Can you tell me what doesn’t sound fun about two holy convocations, no work, and a week’s worth of unleavened bread?

You can’t. Because it’s pretty much the greatest idea for a party EVER!

Party #2: First Fruits

Alliteration aside, this party is great is because you know that you are about to be rolling in food. So go right ahead and stuff that little face of yours. Just make sure you do the offering first.

It’s harvest time, baby!

Party #3: Festival of Weeks

If you can manage to contain yourself for another 50 days after the First Fruits, you get to celebrate the Festival of weeks. Seven weeks have passed and the time has come to give another offering.

This one is a little more work to pull off but if slaughtering animals is your thing, you won’t be disappointed. Look at all the offerings you get to make!

Burnt Offering: 7 lambs, 1 bull, 2 rams
Sin Offering: 1 male goat
Well Being: 2 more lambs.

And this is the party you get to invite everyone to. As the harvest weeks have rolled on, you haven’t been cutting the edges of your field. That way, the poor and the aliens can join in.

The more, the merrier!

Party #4: Festival of Trumpets

This is pretty much exactly what it sounds like.
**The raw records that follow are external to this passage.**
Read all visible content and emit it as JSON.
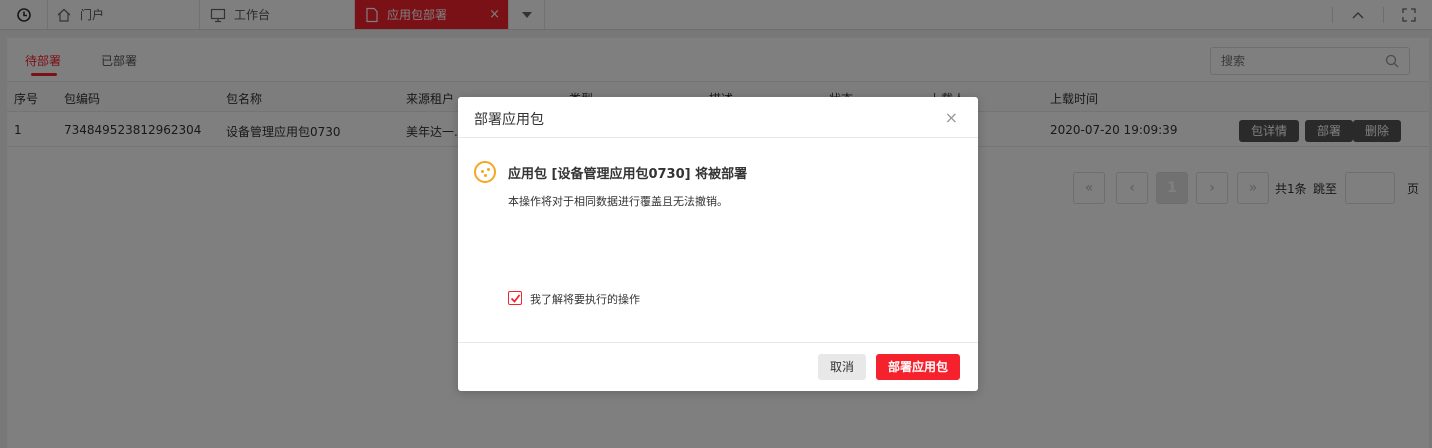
{
  "topbar": {
    "tabs": [
      {
        "label": "门户",
        "icon": "home-icon"
      },
      {
        "label": "工作台",
        "icon": "monitor-icon"
      },
      {
        "label": "应用包部署",
        "icon": "file-icon",
        "active": true,
        "close": "×"
      }
    ],
    "accent": "#f5222d"
  },
  "page": {
    "subtabs": [
      "待部署",
      "已部署"
    ],
    "search_placeholder": "搜索",
    "columns": [
      "序号",
      "包编码",
      "包名称",
      "来源租户",
      "类型",
      "描述",
      "状态",
      "上载人",
      "上载时间"
    ],
    "row": {
      "index": "1",
      "code": "734849523812962304",
      "name": "设备管理应用包0730",
      "tenant": "美年达一...",
      "time": "2020-07-20 19:09:39"
    },
    "row_actions": [
      "包详情",
      "部署",
      "删除"
    ],
    "pager": {
      "first": "«",
      "prev": "‹",
      "current": "1",
      "next": "›",
      "last": "»",
      "total": "共1条",
      "jump": "跳至",
      "page_unit": "页"
    }
  },
  "modal": {
    "title": "部署应用包",
    "close": "×",
    "message": "应用包 [设备管理应用包0730] 将被部署",
    "sub_message": "本操作将对于相同数据进行覆盖且无法撤销。",
    "checkbox_label": "我了解将要执行的操作",
    "checkbox_checked": true,
    "cancel": "取消",
    "confirm": "部署应用包"
  }
}
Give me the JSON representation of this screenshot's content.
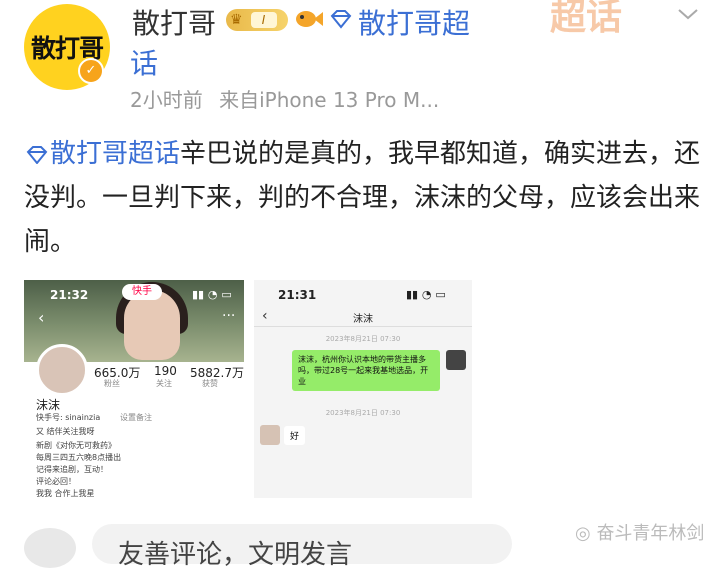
{
  "header": {
    "avatar_text": "散打哥",
    "username": "散打哥",
    "member_level": "I",
    "topic_name_part1": "散打哥超",
    "topic_name_part2": "话",
    "watermark": "超话",
    "time": "2小时前",
    "source": "来自iPhone 13 Pro M..."
  },
  "post": {
    "topic": "散打哥超话",
    "text": "辛巴说的是真的，我早都知道，确实进去，还没判。一旦判下来，判的不合理，沫沫的父母，应该会出来闹。"
  },
  "image1": {
    "time": "21:32",
    "app_badge": "快手",
    "name": "沫沫",
    "stats": [
      {
        "num": "665.0万",
        "label": "粉丝"
      },
      {
        "num": "190",
        "label": "关注"
      },
      {
        "num": "5882.7万",
        "label": "获赞"
      }
    ],
    "id_line": "快手号: sinainzia",
    "tag_line": "设置备注",
    "bio": [
      "又 结伴关注我呀",
      "新剧《对你无可救药》",
      "每周三四五六晚8点播出",
      "记得来追剧，互动！",
      "评论必回！",
      "我我 合作上我星"
    ]
  },
  "image2": {
    "time": "21:31",
    "title": "沫沫",
    "time1": "2023年8月21日 07:30",
    "message_out": "沫沫，杭州你认识本地的带货主播多吗，带过28号一起来我基地选品，开业",
    "time2": "2023年8月21日 07:30",
    "message_in": "好"
  },
  "footer": {
    "comment_placeholder": "友善评论，文明发言",
    "watermark": "奋斗青年林剑"
  },
  "colors": {
    "link": "#3b6fd4",
    "member_gold": "#e9b94a",
    "avatar_yellow": "#ffd21f",
    "bubble_green": "#95ec69"
  },
  "icons": [
    "verified-badge-icon",
    "crown-icon",
    "fish-icon",
    "diamond-topic-icon",
    "chevron-down-icon",
    "back-arrow-icon"
  ]
}
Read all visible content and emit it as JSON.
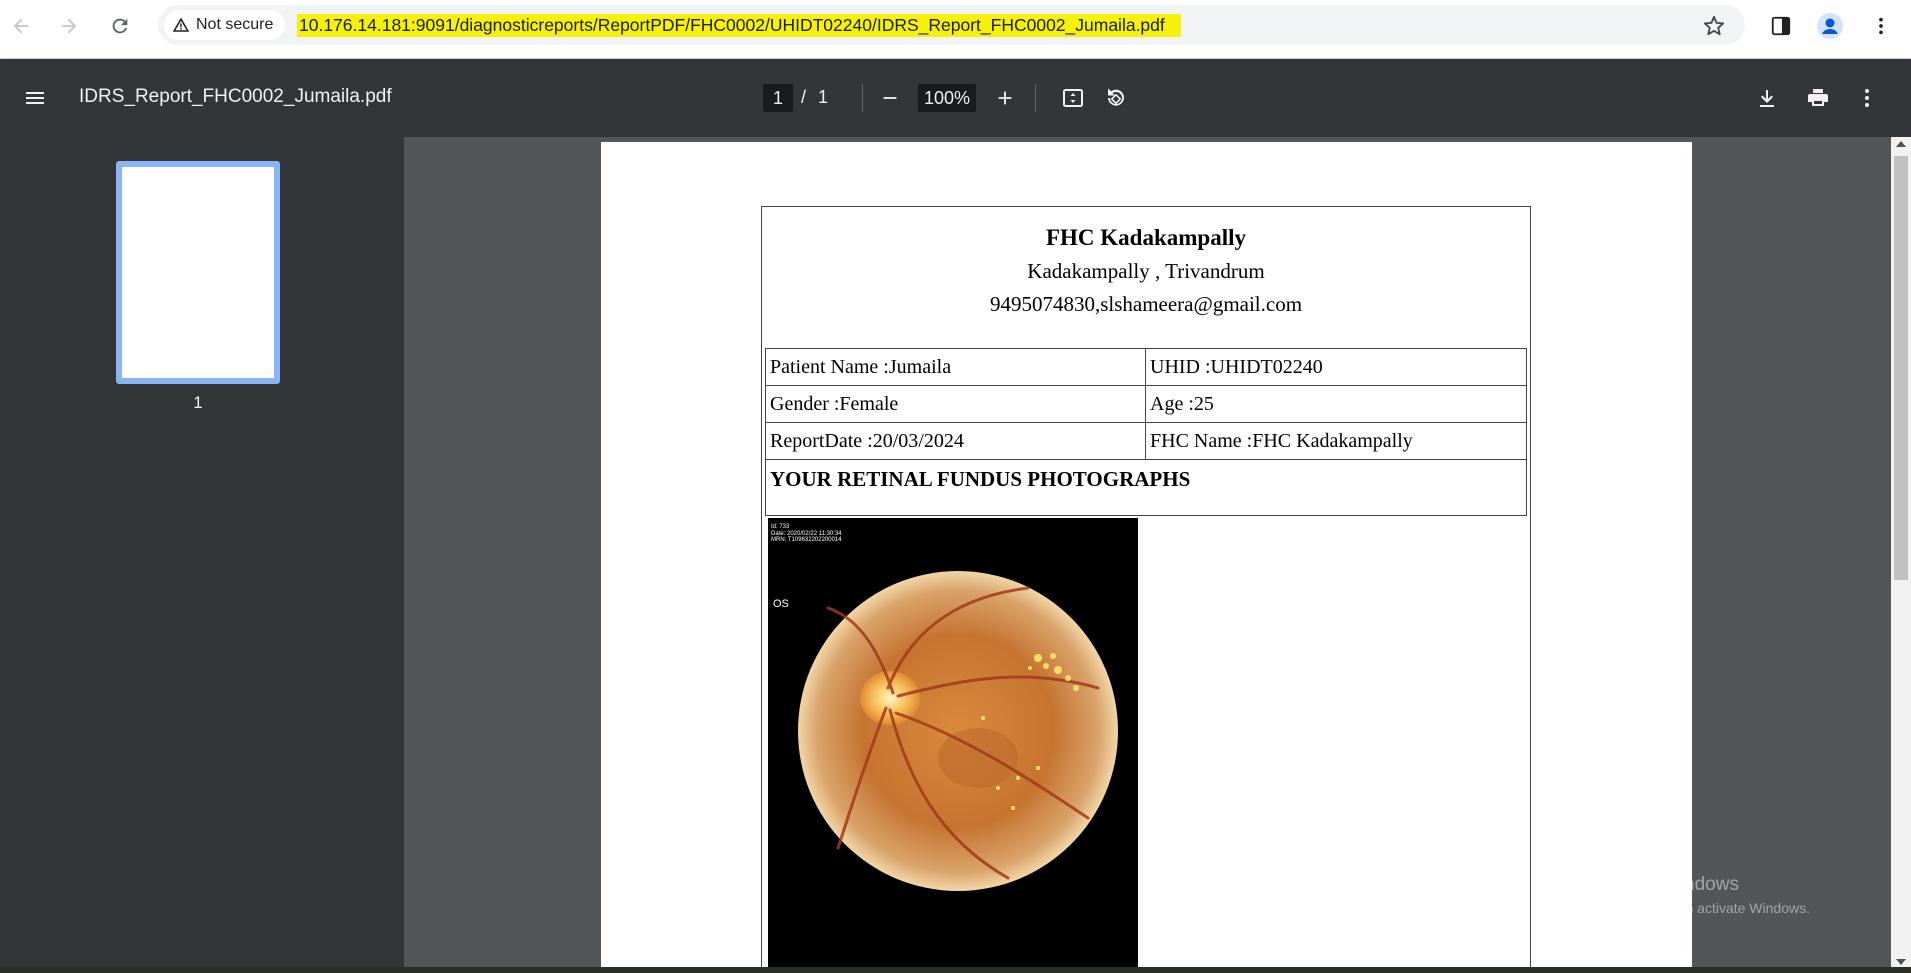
{
  "browser": {
    "security_label": "Not secure",
    "url": "10.176.14.181:9091/diagnosticreports/ReportPDF/FHC0002/UHIDT02240/IDRS_Report_FHC0002_Jumaila.pdf",
    "url_highlight_color": "#f5f10a"
  },
  "pdf_toolbar": {
    "title": "IDRS_Report_FHC0002_Jumaila.pdf",
    "page_current": "1",
    "page_separator": "/",
    "page_total": "1",
    "zoom": "100%"
  },
  "sidebar": {
    "thumbnails": [
      {
        "label": "1",
        "selected": true
      }
    ],
    "selection_color": "#8ab4f8"
  },
  "report": {
    "facility_name": "FHC Kadakampally",
    "address": "Kadakampally , Trivandrum",
    "contact": "9495074830,slshameera@gmail.com",
    "patient_name": "Patient Name :Jumaila",
    "uhid": "UHID :UHIDT02240",
    "gender": "Gender :Female",
    "age": "Age :25",
    "report_date": "ReportDate :20/03/2024",
    "fhc_name": "FHC Name :FHC Kadakampally",
    "section_title": "YOUR RETINAL FUNDUS PHOTOGRAPHS",
    "fundus_image": {
      "meta_line1": "Id: 733",
      "meta_line2": "Date: 2020/02/22 11:30:34",
      "meta_line3": "MRN: T109632202200014",
      "eye_label": "OS"
    }
  },
  "watermark": {
    "line1": "Activate Windows",
    "line2": "Go to Settings to activate Windows."
  }
}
The first day of the 7th month is a day of rest and a day where people blow trumpets.

Why? I have no idea. But who cares?! Party!!!!

Party #5: Atonement

I wrote about this before. What I failed to mention is that you need to not eat or do any work that day.

Ok, so maybe this one isn’t the most fun party in the world. That’s fine because the next one is the best one yet!

Party #6: Festival of Booths

Five days after the atonement, which is ten days after the trumpets (wow, this is a busy month!), you celebrate the festival of booths.

This is easily my favorite. All you gotta do is be crazy-go-nuts before the LORD for a week while having a giant camp out with every single person you know.

If that doesn’t cheer you up, I don’t know what will.

Speaking of celebration, I am almost done with Leviticus and need some ideas about how to celebrate it. For Genesis, I visited altars. For Exodus, I built the Tabernacle. What should I do for Leviticus?

6 responses

  1. camp out like they still do at the festival of booths to remember their ancestors in the tent dwellings in the desert – yu can combine the tent living with the ‘priestly’ BBQ’s lol

    • hmm, camping for a week in Oregon may not be the best idea. It’s a little damp. But a BBQ might work. Especially if I turn the meat to smoke (as in, burn it to a crisp.)